Logo Header Antaranews Lampung

Polisi buru "debt collector" yang tikam nasabah di Tangerang

Selasa, 24 Februari 2026 17:17 WIB
Image Print
Kapolres Tangerang Selatan AKBP Boy Jumalolo menjenguk korban penusukan oleh kelompok penagih utang di Tangerang, Banten.

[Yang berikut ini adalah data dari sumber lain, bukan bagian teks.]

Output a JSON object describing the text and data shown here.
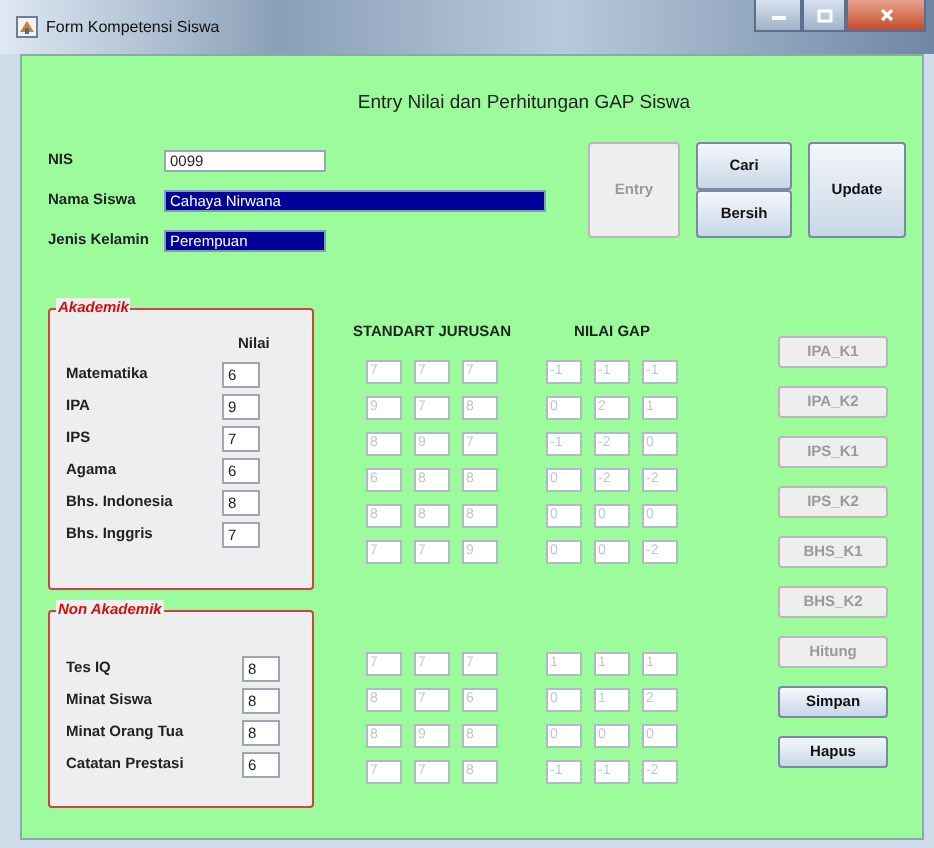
{
  "window": {
    "title": "Form Kompetensi Siswa"
  },
  "heading": "Entry Nilai dan Perhitungan GAP Siswa",
  "fields": [
    {
      "label": "NIS",
      "value": "0099",
      "selected": false
    },
    {
      "label": "Nama Siswa",
      "value": "Cahaya Nirwana",
      "selected": true
    },
    {
      "label": "Jenis Kelamin",
      "value": "Perempuan",
      "selected": true
    }
  ],
  "top_buttons": [
    {
      "label": "Entry",
      "disabled": true
    },
    {
      "label": "Cari",
      "disabled": false
    },
    {
      "label": "Bersih",
      "disabled": false
    },
    {
      "label": "Update",
      "disabled": false
    }
  ],
  "standard_header": "STANDART JURUSAN",
  "gap_header": "NILAI GAP",
  "groups": [
    {
      "title": "Akademik",
      "column_header": "Nilai",
      "rows": [
        {
          "label": "Matematika",
          "value": "6",
          "standard": [
            "7",
            "7",
            "7"
          ],
          "gap": [
            "-1",
            "-1",
            "-1"
          ]
        },
        {
          "label": "IPA",
          "value": "9",
          "standard": [
            "9",
            "7",
            "8"
          ],
          "gap": [
            "0",
            "2",
            "1"
          ]
        },
        {
          "label": "IPS",
          "value": "7",
          "standard": [
            "8",
            "9",
            "7"
          ],
          "gap": [
            "-1",
            "-2",
            "0"
          ]
        },
        {
          "label": "Agama",
          "value": "6",
          "standard": [
            "6",
            "8",
            "8"
          ],
          "gap": [
            "0",
            "-2",
            "-2"
          ]
        },
        {
          "label": "Bhs. Indonesia",
          "value": "8",
          "standard": [
            "8",
            "8",
            "8"
          ],
          "gap": [
            "0",
            "0",
            "0"
          ]
        },
        {
          "label": "Bhs. Inggris",
          "value": "7",
          "standard": [
            "7",
            "7",
            "9"
          ],
          "gap": [
            "0",
            "0",
            "-2"
          ]
        }
      ]
    },
    {
      "title": "Non Akademik",
      "rows": [
        {
          "label": "Tes IQ",
          "value": "8",
          "standard": [
            "7",
            "7",
            "7"
          ],
          "gap": [
            "1",
            "1",
            "1"
          ]
        },
        {
          "label": "Minat Siswa",
          "value": "8",
          "standard": [
            "8",
            "7",
            "6"
          ],
          "gap": [
            "0",
            "1",
            "2"
          ]
        },
        {
          "label": "Minat Orang Tua",
          "value": "8",
          "standard": [
            "8",
            "9",
            "8"
          ],
          "gap": [
            "0",
            "0",
            "0"
          ]
        },
        {
          "label": "Catatan Prestasi",
          "value": "6",
          "standard": [
            "7",
            "7",
            "8"
          ],
          "gap": [
            "-1",
            "-1",
            "-2"
          ]
        }
      ]
    }
  ],
  "side_buttons": [
    {
      "label": "IPA_K1",
      "disabled": true
    },
    {
      "label": "IPA_K2",
      "disabled": true
    },
    {
      "label": "IPS_K1",
      "disabled": true
    },
    {
      "label": "IPS_K2",
      "disabled": true
    },
    {
      "label": "BHS_K1",
      "disabled": true
    },
    {
      "label": "BHS_K2",
      "disabled": true
    },
    {
      "label": "Hitung",
      "disabled": true
    },
    {
      "label": "Simpan",
      "disabled": false
    },
    {
      "label": "Hapus",
      "disabled": false
    }
  ]
}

ANTARA/HO-Polres Tangerang Selatan
Sedang kita cari pelakunya, harus ditindak tegas

Tangerang Selatan (ANTARA) - Kepolisian Resor (Polres) Tangerang Selatan (Tangsel), Polda Metro Jaya, tengah memburu terhadap sekelompok oknum penagih utang (debt collector) yang diduga telah menikam seorang nasabah yang merupakan anggota advokat di Tangerang, Banten.

"Sedang kita cari pelakunya, harus ditindak tegas," kata Kapolres Tangerang Selatan AKBP Boy Jumalolo di Tangerang, Selasa.

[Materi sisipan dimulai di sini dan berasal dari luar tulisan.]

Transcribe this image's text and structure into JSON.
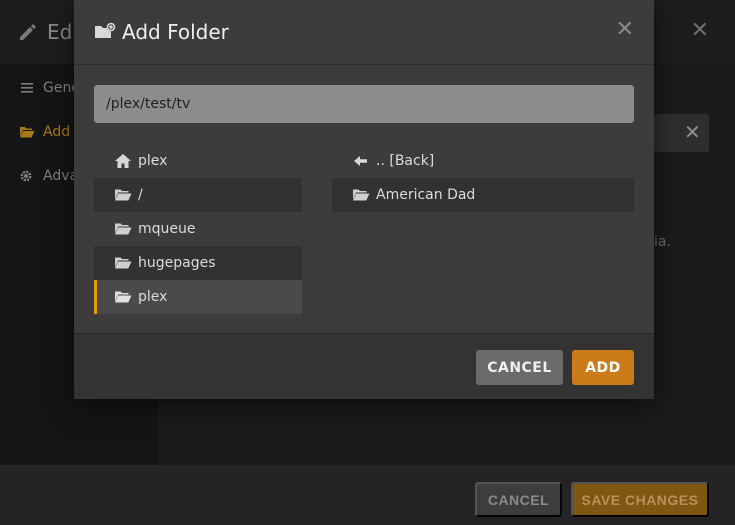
{
  "background": {
    "title": "Edi",
    "sidebar": [
      {
        "label": "Gene",
        "icon": "list-icon",
        "active": false
      },
      {
        "label": "Add",
        "icon": "folder-open-icon",
        "active": true
      },
      {
        "label": "Adva",
        "icon": "gear-icon",
        "active": false
      }
    ],
    "hint_text": "ia.",
    "footer": {
      "cancel_label": "CANCEL",
      "save_label": "SAVE CHANGES"
    }
  },
  "modal": {
    "title": "Add Folder",
    "path_value": "/plex/test/tv",
    "left_list": [
      {
        "label": "plex",
        "icon": "home-icon",
        "selected": false
      },
      {
        "label": "/",
        "icon": "folder-open-icon",
        "selected": false
      },
      {
        "label": "mqueue",
        "icon": "folder-open-icon",
        "selected": false
      },
      {
        "label": "hugepages",
        "icon": "folder-open-icon",
        "selected": false
      },
      {
        "label": "plex",
        "icon": "folder-open-icon",
        "selected": true
      }
    ],
    "right_list": [
      {
        "label": ".. [Back]",
        "icon": "arrow-left-icon"
      },
      {
        "label": "American Dad",
        "icon": "folder-open-icon"
      }
    ],
    "cancel_label": "CANCEL",
    "add_label": "ADD"
  },
  "colors": {
    "accent": "#e5a00d",
    "add_button": "#cc7b19",
    "modal_bg": "#3c3c3c"
  }
}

Untuk mempermudah dalam pengejaran terhadap para terduga pelaku, kata Boy, saat ini tim dari Reserse Kriminal Polres Tangsel sudah melakukan tahapan penyelidikan, baik itu mengecek tempat kejadian perkara (TKP) maupun pemeriksaan saksi-saksi dan pengumpulan alat bukti.

"Masih didalami penyidik, tidak ada ruang buat tindak kekerasan yang mengancam keselamatan masyarakat apalagi yang mengancam keselamatan jiwa," ungkapnya.

Ia menjelaskan berdasarkan laporan yang diterima kepolisian, peristiwa penusukan atau penikaman yang diduga dilakukan kelompok debt collector ini terjadi di Kawasan Perumahan Cluster Livera, Kelurahan Bencongan, Kecamatan Kelapa Dua.

"TKP terkait adanya dugaan tindak pidana penusukan terhadap korban dengan modus penarikan mobil (DC)," kata dia.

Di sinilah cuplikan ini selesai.